Do-not-resuscitate (DNR) orders. A DNR is not a facility policy decision. It is a medical order that must reflect either the resident's own instructions or those of an authorized surrogate. Facilities that pressure residents or families toward particular DNR choices — in either direction — are acting outside CMS nursing home regulations.
Dementia and evolving capacity. This is the scenario families find most disorienting. A resident with dementia may refuse a medication in the morning and accept it in the afternoon. Staff are trained to assess moment-to-moment capacity and to document each instance. Routine overriding of expressed refusals — even in cognitively impaired residents — can constitute a rights violation.
Disagreements between family members. Two adult children who hold no formal legal authority cannot veto each other. State law determines who has decision-making priority. When family conflict is unresolvable, facilities may involve ethics committees or, as a last resort, seek judicial clarification. The grievance procedures within a facility are the internal first step before external escalation.
Decision boundaries
The rights framework is broad, but it has defined limits.

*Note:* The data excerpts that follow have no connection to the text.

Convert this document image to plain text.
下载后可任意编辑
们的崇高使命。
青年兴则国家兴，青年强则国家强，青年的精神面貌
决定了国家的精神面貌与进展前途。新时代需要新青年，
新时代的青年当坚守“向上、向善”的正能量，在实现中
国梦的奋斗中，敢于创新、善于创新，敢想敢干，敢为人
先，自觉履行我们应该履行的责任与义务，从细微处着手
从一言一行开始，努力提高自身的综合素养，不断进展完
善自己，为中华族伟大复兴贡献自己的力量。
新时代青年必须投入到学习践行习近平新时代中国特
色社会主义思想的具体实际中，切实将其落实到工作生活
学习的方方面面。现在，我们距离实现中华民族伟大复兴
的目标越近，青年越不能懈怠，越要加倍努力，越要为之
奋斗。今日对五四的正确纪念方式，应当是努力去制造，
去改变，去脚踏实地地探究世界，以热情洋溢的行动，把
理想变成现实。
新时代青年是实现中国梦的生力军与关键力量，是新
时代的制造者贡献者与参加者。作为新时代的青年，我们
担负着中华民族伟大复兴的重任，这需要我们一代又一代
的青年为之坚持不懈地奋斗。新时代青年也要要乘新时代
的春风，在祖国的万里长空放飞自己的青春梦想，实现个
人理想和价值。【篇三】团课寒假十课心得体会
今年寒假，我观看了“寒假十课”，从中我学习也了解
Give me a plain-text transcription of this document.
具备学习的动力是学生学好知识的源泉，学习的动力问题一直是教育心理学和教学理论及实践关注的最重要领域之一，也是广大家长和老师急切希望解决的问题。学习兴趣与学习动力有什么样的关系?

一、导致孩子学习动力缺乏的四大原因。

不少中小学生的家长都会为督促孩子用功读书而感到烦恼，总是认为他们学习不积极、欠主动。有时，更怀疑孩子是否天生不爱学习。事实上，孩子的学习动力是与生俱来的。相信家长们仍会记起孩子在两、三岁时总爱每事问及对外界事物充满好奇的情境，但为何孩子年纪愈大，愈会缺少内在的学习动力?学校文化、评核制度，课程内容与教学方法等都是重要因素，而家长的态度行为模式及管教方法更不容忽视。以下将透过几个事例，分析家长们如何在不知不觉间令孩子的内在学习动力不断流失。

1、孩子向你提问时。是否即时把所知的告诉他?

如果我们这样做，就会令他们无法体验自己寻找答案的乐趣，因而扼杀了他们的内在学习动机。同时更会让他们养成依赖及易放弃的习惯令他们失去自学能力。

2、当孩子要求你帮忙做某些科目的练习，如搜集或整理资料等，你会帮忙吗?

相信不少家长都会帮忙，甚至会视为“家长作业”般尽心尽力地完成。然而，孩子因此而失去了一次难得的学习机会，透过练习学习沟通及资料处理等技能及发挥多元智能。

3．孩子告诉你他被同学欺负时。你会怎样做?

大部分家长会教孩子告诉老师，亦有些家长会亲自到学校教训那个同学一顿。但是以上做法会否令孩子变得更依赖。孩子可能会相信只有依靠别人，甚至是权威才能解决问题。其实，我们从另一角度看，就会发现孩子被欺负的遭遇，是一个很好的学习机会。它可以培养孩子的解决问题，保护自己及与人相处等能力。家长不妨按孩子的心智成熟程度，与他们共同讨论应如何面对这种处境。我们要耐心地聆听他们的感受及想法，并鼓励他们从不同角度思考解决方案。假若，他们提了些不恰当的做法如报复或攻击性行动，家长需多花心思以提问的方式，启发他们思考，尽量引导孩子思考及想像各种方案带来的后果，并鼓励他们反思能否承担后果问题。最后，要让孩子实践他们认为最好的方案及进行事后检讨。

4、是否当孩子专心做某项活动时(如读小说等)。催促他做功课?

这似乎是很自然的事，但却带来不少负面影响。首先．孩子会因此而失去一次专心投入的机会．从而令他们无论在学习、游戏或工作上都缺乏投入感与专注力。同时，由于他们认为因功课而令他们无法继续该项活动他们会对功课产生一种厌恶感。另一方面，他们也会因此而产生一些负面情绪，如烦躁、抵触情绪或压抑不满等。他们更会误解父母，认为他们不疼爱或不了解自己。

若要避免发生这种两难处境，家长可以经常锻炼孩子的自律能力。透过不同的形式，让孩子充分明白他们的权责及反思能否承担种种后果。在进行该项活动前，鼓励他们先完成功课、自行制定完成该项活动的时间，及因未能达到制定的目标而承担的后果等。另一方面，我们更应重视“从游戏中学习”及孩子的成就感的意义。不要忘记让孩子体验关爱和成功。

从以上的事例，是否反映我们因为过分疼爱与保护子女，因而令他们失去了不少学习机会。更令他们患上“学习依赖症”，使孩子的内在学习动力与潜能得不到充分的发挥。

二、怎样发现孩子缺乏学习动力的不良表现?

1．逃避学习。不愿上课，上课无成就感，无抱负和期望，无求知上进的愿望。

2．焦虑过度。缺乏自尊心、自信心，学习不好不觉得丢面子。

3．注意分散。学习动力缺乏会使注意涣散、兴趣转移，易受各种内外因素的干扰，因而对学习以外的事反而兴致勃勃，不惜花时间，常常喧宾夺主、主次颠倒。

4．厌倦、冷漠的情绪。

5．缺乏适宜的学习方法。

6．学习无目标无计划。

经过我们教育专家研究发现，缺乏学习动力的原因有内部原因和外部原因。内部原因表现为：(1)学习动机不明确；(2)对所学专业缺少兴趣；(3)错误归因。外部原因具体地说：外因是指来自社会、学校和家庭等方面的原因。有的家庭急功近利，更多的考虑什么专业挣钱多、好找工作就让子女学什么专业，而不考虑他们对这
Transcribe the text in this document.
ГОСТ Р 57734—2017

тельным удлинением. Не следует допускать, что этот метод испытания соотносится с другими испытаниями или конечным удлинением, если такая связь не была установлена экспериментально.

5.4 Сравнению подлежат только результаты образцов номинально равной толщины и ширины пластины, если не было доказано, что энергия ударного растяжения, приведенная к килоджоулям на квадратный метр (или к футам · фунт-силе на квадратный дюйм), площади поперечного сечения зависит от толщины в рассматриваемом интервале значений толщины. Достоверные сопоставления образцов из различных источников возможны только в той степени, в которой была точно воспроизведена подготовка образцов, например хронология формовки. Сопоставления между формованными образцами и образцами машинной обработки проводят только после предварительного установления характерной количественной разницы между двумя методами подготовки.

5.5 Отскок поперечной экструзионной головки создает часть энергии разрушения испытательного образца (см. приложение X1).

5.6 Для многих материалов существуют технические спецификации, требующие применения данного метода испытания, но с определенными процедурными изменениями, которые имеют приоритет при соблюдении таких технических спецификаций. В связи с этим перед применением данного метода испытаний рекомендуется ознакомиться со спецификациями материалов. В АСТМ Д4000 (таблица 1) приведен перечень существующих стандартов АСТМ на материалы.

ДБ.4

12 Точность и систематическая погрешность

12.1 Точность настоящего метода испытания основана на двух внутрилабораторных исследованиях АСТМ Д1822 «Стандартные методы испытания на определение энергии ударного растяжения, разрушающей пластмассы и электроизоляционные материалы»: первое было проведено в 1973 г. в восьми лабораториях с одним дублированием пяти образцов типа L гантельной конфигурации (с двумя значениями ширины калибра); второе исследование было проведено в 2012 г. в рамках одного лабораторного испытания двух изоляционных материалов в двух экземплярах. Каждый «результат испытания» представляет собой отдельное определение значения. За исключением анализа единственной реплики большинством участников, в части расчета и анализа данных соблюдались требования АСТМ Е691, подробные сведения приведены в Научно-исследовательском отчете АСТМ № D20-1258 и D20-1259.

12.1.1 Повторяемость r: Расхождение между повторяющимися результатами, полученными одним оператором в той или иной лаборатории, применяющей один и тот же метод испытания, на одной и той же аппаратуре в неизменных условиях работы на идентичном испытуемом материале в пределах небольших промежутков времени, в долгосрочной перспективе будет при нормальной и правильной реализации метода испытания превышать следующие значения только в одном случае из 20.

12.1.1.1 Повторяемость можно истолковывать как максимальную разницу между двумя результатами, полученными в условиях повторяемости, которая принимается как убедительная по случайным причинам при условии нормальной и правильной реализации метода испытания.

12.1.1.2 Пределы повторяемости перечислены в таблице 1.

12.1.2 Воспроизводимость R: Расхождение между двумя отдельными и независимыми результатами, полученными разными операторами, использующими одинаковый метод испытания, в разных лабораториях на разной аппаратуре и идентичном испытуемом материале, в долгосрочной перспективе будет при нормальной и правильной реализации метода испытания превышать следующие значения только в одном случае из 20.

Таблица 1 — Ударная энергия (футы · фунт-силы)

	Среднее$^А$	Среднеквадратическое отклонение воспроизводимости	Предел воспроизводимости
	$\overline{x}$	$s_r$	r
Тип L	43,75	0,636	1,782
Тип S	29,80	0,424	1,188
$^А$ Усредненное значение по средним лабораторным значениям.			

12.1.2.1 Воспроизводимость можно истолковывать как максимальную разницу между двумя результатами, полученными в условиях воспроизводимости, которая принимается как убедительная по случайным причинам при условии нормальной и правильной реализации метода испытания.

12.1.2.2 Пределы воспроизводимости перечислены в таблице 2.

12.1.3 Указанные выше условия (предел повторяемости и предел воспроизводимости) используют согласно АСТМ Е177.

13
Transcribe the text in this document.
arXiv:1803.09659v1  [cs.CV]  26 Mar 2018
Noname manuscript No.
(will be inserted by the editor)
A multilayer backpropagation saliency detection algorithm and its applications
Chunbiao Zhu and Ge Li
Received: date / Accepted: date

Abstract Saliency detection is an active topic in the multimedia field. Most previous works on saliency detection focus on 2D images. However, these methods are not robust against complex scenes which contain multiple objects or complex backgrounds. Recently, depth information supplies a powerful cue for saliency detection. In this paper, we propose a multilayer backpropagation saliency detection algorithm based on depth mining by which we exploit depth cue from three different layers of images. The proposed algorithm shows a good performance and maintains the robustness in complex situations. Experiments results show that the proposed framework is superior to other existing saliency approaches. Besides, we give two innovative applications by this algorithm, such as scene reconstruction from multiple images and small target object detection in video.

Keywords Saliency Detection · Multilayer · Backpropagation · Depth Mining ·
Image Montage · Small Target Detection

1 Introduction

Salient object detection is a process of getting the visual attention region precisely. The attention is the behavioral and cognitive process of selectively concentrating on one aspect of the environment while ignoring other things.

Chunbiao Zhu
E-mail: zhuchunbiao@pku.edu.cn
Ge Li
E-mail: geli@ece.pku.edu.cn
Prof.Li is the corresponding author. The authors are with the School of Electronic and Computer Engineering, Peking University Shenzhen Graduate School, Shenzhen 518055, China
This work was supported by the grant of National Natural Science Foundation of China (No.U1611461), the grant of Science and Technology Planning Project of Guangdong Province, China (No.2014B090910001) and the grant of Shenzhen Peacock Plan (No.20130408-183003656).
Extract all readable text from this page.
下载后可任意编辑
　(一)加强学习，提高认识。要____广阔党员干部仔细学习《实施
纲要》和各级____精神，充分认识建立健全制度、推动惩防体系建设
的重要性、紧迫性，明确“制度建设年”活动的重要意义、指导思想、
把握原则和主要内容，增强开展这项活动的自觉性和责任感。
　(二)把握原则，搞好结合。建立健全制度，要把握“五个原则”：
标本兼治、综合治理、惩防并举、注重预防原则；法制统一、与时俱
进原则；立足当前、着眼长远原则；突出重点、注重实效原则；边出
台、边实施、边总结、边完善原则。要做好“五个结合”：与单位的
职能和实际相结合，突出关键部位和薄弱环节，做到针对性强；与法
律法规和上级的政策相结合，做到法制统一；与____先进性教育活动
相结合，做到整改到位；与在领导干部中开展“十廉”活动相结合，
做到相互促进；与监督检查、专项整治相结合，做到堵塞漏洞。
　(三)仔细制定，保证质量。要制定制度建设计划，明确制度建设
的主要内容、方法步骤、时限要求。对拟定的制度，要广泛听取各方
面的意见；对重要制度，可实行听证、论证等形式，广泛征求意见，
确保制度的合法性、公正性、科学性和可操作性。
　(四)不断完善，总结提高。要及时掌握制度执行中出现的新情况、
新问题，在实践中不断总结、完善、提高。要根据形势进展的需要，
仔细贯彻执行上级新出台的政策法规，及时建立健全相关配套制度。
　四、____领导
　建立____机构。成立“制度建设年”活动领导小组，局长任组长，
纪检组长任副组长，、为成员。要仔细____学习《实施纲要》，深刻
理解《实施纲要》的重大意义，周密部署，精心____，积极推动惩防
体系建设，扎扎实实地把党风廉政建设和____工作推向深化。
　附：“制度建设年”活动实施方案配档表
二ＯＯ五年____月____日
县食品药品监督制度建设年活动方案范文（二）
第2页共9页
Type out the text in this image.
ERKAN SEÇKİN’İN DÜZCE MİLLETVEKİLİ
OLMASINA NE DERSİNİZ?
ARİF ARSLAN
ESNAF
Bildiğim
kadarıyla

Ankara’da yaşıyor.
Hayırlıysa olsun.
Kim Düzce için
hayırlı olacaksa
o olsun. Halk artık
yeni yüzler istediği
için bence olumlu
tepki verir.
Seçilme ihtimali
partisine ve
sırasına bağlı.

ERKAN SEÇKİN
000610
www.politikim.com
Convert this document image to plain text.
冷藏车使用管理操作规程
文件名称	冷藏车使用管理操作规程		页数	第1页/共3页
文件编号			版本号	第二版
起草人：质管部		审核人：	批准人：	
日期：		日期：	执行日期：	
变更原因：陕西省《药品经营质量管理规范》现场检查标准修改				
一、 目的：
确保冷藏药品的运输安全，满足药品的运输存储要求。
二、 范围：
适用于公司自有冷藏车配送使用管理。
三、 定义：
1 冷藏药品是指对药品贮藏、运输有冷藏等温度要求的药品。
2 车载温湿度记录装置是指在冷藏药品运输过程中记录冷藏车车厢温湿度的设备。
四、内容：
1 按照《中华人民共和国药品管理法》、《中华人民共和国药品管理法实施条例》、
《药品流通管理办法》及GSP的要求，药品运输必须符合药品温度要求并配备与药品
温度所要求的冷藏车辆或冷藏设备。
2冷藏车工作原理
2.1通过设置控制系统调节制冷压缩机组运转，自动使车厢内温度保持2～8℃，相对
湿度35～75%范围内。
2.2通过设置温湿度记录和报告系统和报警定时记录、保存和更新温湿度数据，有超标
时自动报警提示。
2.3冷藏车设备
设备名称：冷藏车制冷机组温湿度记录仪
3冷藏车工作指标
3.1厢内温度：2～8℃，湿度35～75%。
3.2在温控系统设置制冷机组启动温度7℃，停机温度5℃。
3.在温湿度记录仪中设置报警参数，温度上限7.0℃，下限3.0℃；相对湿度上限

A resident's right to refuse treatment does not create an obligation for a facility to provide a treatment the resident demands if that treatment falls outside accepted medical standards. Rights flow in one direction on this point — toward autonomy over one's own body, not toward entitlement to any specific intervention.
Family involvement in nursing home care is encouraged and legally supported, but family members who are not formally designated as healthcare agents have advisory standing, not decision-making authority. The distinction matters enormously in end-of-life care situations, where emotional stakes and competing wishes can create pressure on staff that the regulatory framework is explicitly designed to neutralize.
Facilities may not use chemical or physical restraints to override a resident's decision-making process. Restraints are governed by 42 C.F.R. § 483.12 and require separate consent, separate clinical justification, and regular reassessment — they are never a legitimate response to a resident who simply refuses care. This is one of the areas tracked in the nursing home inspection and survey process, where deficiency citations related to resident rights carry civil monetary penalties of up to $21,393 per day of noncompliance (CMS Civil Money Penalty Inflation Adjustments).
The line between respecting autonomy and enabling harm is the place where facilities, families, and clinicians spend the most time — and where clear documentation, an active care planning process, and early engagement with a Long-Term Care Ombudsman make the most practical difference.